“Even though he had no credentials as a golf teacher, he knew what I was supposed to do,” Toms said. “He always tried to help me and certainly got me where I needed to be.”
Tom Toms Sr. was a student of the game, reading all the books written by Bob Toski, Jack Nicklaus and Ben Hogan, but it was his military background that earned his grandson’s respect.
“He was a World War II veteran and then in the Air Force after that,” said the 13-time PGA Tour winner. “He tried really hard to do what he could for me to help me. That’s probably why I continue to play golf and excel at golf and do it for a living.”
It had been seven years since Toms won a professional event before his victory at The Broadmoor, but overcoming failure is something he said he’s learned from the game.
“So many young people have a hard time dealing with failure, and I think that’s what golf does for you because if you’re somebody that wants to win, you don’t win very often, even the great players,” said the 2001 PGA Championship titlist. “As a young person, it helped me deal with a lot of things that other kids aren’t exposed to.”
Toms is doing his part to help introduce the next generation to the game.

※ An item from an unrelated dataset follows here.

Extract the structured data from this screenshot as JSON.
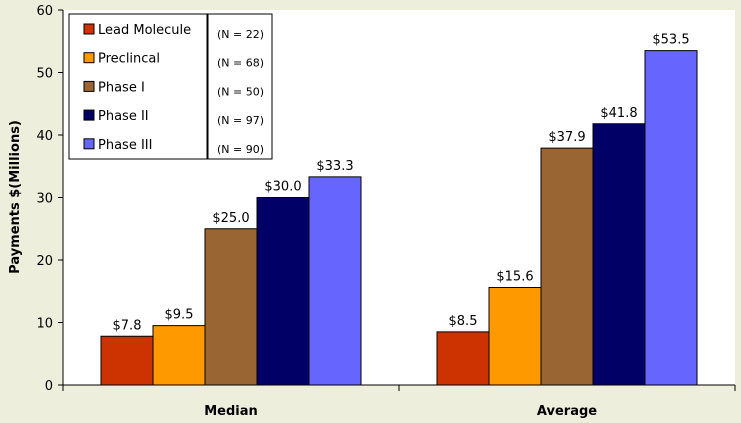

His foundation sets out to build core values for underprivileged youth through golf. Toms’ academy features a par 3 course that he believes is ideal for opening the door to beginners.
“People love that because they come out, they spend a couple hours, they get their golf fix for the day and then they get to go home and do all the other activities that are expected,” he said. “Kids love it as well because it’s hard to keep their attention for a long period of time.”